It's that time of year, the holiest of holy's! It's a time of togetherness, family and love! That doesn't mean you can't darken it up a little bit though. What better way to get your loved one to snuggle a little closer than by scaring the crap out of them? So grab that Snuggie your mom gave you for Christmas, fill up the egg nog tankard and cuddle up with your sweetie before the fire place and prepare to have your pants scared off with this list of 10 Holiday Horror Flicks"!
First off? Bill Goldberg as Santa, the son of Satan. Yes, the famously Jewish wrestler Goldberg. If that's not enough, be sure to watch the opening sequence of this movie and tell me it's not amazing. Goldberg killing people all willy nilly is just icing on the cake!
This movie didn't age well. Neither did Pinky Tuscadero. Regardless, it has it's merits. That merit may be, "there are no other horror movies that take place on New Years Eve"... but it's still a merit, right?
Back before she went nuts, Margot Kidder was a sexy little sorority minx. She had some pretty hot sisters too such as Olivia Hussey! Mix this house full of babes with some pretty great 1970's style gore and you have a great little holiday horror flick.
If this isn't the first movie you thought of when you read "Holiday Horror Movies", I question your status as a horror fan! This movie is a classic. You all know it, you all know why. Heck, even the kids love this flick! Go ahead and put it in the DVD player now, you can thank me later.
A nifty little indie throwback, "The Signal" came out with little fanfare. Sure, a lot of you have seen it by now but it's a great little flick that highlights our dependence on all things airwaves. It may be a coincidence that it all takes place on New Years Day but that's enough to get it on the list!
There may have been killer Santa's before it, but no doubt "Silent Night, Deadly Night" is the killer Santa movie you remember. It's iconic, a little spooky, and it's better if you forget all the sequels. Plus, it has a naked Linnea Quigley in it! who doesn't want a naked Linnea Quigley under their tree on Christmas morning?
Yes, Jamie Lee Curtis is a bonafied scream queen. How about that hunk of manhood that is David Copperfield though? Hachi Machi!

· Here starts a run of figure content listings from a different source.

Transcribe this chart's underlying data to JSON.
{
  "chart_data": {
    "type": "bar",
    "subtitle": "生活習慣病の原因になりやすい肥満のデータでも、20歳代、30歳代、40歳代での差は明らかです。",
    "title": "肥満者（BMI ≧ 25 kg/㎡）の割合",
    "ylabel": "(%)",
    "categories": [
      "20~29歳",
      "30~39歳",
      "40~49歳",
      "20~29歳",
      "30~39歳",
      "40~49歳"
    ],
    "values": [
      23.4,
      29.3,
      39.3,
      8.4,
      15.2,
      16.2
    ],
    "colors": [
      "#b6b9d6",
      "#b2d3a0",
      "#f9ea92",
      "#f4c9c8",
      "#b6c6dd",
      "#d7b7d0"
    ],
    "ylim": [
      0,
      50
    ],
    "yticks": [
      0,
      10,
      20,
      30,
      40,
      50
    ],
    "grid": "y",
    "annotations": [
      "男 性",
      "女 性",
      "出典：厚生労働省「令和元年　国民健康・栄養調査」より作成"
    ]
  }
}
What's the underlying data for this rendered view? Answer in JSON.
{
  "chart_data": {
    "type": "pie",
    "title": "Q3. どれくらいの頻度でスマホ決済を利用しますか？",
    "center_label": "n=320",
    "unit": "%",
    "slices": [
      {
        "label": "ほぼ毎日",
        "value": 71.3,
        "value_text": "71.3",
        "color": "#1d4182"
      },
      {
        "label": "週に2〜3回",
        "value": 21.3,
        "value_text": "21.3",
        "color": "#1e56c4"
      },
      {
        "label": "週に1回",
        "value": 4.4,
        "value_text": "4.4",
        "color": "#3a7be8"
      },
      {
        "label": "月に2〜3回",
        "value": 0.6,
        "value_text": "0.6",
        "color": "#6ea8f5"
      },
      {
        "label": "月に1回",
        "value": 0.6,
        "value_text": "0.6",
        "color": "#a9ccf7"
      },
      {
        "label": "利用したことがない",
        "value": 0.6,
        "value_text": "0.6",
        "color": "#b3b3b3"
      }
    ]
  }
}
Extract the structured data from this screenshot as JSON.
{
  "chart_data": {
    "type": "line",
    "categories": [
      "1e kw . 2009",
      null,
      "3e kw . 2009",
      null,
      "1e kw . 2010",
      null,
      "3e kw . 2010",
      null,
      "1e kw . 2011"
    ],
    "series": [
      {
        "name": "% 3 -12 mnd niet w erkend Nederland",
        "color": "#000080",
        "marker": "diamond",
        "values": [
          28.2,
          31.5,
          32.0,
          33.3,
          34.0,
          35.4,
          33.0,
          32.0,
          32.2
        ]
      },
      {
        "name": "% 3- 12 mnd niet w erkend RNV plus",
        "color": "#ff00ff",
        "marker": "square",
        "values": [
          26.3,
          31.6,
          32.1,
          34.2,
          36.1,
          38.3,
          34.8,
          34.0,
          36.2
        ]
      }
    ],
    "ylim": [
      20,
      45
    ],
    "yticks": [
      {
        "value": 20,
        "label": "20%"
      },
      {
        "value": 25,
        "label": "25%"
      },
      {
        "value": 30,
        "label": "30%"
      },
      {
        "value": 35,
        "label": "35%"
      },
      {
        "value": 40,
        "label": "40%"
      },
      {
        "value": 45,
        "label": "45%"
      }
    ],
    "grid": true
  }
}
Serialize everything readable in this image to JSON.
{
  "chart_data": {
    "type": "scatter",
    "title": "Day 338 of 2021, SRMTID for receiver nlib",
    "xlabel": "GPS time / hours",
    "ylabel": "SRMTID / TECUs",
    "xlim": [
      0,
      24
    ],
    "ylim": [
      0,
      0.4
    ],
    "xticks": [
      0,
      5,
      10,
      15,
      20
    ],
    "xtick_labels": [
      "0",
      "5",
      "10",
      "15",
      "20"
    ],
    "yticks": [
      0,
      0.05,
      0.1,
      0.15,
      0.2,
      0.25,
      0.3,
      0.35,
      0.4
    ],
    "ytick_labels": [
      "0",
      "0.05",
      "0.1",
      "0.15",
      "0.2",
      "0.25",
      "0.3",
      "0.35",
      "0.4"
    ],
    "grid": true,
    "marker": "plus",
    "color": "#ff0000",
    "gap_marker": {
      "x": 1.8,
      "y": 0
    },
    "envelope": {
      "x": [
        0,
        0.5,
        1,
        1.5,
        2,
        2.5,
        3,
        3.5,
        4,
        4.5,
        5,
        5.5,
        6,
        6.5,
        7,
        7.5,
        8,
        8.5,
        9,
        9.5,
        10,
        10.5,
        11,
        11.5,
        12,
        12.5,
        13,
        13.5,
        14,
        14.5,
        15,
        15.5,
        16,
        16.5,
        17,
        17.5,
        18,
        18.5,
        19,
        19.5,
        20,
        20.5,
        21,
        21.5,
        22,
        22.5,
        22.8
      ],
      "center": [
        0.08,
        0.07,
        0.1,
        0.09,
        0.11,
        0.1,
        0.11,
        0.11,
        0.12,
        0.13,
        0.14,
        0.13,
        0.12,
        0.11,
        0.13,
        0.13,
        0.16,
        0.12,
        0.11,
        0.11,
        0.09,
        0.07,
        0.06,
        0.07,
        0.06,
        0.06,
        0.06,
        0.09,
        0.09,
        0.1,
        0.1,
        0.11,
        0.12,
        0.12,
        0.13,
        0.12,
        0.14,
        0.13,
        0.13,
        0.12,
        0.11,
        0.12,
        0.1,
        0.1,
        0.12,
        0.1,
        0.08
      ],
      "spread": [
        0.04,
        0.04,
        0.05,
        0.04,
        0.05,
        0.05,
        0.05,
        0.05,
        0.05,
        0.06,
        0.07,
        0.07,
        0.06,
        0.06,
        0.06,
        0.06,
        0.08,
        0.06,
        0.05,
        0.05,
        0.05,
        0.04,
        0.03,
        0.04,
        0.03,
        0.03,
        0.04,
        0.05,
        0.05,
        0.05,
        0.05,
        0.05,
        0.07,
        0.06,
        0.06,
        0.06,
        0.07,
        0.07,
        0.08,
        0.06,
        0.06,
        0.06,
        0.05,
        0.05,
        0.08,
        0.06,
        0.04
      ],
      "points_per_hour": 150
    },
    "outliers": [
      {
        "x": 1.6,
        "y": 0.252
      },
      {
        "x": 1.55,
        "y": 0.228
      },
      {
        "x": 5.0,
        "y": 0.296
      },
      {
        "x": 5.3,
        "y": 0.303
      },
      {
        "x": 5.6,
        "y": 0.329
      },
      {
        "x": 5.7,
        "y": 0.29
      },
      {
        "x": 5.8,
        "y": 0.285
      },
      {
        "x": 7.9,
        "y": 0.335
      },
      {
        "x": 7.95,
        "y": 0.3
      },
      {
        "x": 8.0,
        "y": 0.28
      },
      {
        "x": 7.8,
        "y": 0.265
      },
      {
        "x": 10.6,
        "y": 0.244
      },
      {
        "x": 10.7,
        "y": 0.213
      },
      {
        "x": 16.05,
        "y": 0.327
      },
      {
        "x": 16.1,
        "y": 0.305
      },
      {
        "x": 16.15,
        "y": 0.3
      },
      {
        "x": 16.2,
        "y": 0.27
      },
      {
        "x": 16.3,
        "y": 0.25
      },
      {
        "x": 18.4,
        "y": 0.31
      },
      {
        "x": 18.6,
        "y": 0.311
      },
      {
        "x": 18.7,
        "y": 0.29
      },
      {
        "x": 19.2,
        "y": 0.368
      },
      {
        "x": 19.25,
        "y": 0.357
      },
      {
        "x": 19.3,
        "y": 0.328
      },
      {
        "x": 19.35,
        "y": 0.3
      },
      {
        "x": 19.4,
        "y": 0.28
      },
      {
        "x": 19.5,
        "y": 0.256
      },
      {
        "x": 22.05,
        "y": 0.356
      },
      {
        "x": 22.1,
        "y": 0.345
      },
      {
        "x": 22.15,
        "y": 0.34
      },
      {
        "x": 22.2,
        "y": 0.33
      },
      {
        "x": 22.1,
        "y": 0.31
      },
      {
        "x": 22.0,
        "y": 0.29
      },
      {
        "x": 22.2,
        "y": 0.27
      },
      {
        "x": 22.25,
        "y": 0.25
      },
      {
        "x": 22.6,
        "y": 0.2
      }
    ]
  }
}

There is absolutely nothing original about a serial killer dying and coming back as a possessed snowman. We've seen the same setup in "Chucky" and "Ginger Dead Man". If I had to choose, I'd much rather watch this than that crap that Michael Keaton started in though, wouldn't you?
Though "Christmas Evil" is mediocre at best, it has killer taglines like "Psycho in a Santa Suit!" and "Better Watch Out... Better Not Cry... Or You're Gonna Die!"
"Dead End" is another quiet little sleeper hit. I happened across this tale of a family lost on the way to Grandma's House for Christmas and found myself captivated and blown away. It's a quiet little flick with a great creep factor. Plus it has Ray Wise and you really don't get much cooler than Ray Wise.